The Dalton School, originally called the Children's University School, was founded by Helen Parkhurst in 1919. It was a time marked by educational reform. Philosophers, teachers, and child psychologists identified as "progressives" began to question the conventional wisdom of the day which held that education was a process of drill and memorization and that the only way to teach was to regiment children in classrooms. Their natural instincts to play, to move, to talk, and to inquire freely were suppressed.
The name "Dalton" refers to Dalton in Massachusetts, where Parkhurst frequently visited. Progressive educators believed that the development of the whole child is of primary importance; that children are social beings and that schools should be communities where they can learn to live with others; that these communities should devote themselves to the total enrichment of mind, body, and spirit.
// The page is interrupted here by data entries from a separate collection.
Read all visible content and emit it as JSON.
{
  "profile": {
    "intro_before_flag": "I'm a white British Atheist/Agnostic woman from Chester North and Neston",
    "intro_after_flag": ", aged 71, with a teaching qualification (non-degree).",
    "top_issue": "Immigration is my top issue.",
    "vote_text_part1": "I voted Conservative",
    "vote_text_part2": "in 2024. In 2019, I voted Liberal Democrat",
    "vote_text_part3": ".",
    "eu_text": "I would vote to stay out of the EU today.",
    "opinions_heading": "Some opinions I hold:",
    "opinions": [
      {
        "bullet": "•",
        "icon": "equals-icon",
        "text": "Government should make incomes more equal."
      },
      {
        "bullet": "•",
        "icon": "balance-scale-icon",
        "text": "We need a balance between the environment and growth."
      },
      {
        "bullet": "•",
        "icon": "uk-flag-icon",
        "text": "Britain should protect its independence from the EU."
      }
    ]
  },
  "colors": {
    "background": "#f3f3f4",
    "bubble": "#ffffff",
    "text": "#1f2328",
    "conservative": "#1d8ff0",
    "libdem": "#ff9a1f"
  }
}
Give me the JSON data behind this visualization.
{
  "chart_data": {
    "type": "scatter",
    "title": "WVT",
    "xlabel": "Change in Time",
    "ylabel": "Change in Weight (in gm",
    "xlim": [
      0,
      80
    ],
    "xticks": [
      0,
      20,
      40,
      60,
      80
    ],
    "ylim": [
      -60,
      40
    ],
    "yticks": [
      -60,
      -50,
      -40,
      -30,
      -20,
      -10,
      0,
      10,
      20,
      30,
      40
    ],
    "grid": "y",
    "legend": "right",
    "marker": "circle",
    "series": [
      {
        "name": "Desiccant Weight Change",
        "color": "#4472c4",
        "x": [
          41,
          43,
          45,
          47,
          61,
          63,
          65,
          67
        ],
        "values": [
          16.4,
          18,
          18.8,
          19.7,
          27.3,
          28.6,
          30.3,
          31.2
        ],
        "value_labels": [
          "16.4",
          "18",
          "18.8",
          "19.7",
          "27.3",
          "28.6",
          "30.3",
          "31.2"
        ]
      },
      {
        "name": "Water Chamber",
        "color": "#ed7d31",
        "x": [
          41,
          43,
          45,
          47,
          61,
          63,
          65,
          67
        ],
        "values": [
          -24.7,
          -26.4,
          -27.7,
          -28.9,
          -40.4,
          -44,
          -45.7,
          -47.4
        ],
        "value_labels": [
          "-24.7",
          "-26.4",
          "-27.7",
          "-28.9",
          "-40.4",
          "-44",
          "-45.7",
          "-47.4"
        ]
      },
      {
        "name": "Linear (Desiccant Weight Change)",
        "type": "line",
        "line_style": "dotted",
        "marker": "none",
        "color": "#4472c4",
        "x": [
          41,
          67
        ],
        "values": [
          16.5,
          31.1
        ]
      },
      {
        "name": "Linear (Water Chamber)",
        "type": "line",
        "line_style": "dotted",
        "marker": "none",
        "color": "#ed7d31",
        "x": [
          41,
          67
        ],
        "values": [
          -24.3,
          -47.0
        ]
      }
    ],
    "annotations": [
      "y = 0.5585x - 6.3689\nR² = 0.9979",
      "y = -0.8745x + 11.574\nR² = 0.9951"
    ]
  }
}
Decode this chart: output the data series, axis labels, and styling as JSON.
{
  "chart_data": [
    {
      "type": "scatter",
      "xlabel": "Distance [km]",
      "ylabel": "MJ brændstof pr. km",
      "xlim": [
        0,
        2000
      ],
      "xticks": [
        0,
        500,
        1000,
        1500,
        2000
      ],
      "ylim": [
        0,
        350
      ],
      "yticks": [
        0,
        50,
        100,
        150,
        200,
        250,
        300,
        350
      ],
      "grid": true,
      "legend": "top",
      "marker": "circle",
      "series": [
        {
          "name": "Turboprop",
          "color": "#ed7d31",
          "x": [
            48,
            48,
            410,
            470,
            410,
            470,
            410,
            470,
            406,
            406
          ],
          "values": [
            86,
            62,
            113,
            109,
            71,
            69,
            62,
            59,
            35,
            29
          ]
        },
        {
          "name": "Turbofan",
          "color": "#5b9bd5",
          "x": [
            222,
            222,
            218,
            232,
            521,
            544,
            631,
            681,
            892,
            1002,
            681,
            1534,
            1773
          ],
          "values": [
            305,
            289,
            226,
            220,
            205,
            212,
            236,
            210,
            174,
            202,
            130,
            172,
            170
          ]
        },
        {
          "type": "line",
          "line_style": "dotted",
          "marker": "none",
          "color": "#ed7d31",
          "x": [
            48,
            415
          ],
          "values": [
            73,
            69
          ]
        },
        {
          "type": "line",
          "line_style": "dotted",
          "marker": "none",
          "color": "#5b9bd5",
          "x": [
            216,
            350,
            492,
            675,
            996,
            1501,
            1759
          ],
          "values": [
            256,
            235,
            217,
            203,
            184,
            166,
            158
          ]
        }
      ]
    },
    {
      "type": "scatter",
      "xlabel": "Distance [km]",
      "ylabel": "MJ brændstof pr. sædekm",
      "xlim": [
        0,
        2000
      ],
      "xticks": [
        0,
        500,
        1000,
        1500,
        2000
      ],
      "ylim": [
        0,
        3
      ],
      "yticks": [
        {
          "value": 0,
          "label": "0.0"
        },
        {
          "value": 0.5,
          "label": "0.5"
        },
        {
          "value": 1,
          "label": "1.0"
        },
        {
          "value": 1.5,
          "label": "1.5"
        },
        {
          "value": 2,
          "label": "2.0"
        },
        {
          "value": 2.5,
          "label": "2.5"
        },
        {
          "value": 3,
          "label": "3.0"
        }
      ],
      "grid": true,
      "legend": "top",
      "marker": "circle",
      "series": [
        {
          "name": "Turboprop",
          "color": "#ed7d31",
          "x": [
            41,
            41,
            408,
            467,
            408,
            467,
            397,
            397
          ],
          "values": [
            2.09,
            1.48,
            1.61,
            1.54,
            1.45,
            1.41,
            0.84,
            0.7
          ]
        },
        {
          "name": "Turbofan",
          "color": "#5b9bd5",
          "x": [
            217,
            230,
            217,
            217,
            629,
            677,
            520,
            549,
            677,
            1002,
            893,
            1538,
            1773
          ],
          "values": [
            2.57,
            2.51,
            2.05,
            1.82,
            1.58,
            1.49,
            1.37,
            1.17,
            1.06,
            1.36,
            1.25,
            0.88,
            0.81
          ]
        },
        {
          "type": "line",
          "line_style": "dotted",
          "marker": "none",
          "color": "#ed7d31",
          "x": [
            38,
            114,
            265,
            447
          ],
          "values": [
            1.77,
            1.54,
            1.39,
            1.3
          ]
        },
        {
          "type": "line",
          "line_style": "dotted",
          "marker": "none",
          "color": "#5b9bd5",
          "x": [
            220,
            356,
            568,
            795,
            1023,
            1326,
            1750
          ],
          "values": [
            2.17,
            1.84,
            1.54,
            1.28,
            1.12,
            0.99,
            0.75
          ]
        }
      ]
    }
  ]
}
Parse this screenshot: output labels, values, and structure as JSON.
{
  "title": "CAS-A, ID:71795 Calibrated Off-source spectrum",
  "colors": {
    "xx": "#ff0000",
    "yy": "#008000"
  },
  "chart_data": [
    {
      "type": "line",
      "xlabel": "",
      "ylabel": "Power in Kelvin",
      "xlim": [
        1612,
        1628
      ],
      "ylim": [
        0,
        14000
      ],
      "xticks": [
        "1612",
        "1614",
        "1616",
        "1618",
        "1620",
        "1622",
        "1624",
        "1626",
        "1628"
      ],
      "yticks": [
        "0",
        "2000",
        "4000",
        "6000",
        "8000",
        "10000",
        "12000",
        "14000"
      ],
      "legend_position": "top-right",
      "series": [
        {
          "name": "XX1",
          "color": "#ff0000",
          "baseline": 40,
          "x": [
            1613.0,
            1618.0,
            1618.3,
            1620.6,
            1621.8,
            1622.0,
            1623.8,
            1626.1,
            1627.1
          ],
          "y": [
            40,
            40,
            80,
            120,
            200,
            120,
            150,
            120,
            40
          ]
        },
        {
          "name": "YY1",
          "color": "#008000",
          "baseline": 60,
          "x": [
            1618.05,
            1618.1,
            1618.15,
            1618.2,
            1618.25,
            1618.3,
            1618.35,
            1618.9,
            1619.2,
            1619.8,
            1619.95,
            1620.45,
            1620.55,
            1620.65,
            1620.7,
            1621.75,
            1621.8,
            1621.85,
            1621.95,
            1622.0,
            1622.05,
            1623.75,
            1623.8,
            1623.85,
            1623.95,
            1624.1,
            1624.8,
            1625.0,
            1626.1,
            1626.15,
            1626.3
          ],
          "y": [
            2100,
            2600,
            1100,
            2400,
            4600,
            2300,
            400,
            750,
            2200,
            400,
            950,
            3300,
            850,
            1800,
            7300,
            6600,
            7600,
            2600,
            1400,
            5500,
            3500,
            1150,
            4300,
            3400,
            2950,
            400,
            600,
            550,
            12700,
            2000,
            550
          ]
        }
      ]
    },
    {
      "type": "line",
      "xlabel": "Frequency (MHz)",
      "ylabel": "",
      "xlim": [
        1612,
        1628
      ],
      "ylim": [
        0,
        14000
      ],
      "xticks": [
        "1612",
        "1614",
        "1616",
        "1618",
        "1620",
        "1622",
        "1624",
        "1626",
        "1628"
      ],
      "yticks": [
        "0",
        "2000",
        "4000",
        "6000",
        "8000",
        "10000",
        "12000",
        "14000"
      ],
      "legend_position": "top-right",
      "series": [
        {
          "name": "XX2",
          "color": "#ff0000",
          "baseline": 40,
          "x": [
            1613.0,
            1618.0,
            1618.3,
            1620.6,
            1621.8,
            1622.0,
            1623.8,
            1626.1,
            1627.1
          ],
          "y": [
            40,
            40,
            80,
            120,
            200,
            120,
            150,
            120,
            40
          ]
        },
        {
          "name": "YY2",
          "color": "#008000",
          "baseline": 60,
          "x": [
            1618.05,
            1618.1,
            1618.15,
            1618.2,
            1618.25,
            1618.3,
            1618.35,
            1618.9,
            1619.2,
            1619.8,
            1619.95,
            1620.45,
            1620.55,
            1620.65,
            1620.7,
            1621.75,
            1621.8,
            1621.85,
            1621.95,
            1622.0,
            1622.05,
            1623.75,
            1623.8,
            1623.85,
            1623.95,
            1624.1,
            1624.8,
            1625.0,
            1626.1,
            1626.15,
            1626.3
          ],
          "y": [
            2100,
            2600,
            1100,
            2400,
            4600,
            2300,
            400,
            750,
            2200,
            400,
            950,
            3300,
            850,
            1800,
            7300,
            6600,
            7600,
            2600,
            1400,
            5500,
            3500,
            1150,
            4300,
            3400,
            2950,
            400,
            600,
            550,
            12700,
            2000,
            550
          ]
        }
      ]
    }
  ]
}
After experimentation in her own one-room school with Maria Montessori, Helen Parkhurst visited other progressive schools in Europe including Bedales School and its founder and headmaster John Haden Badley in England. She developed what she termed the Dalton Plan which called for teachers and students to work together toward individualized goals. The Laboratory Plan was first put into effect as an experiment in the high school of Dalton, Massachusetts, in 1916. The estate of her benefactor Josephine Porter Boardman, was also near the town of Dalton and from this beginning the Laboratory Plan and school eventually took their names.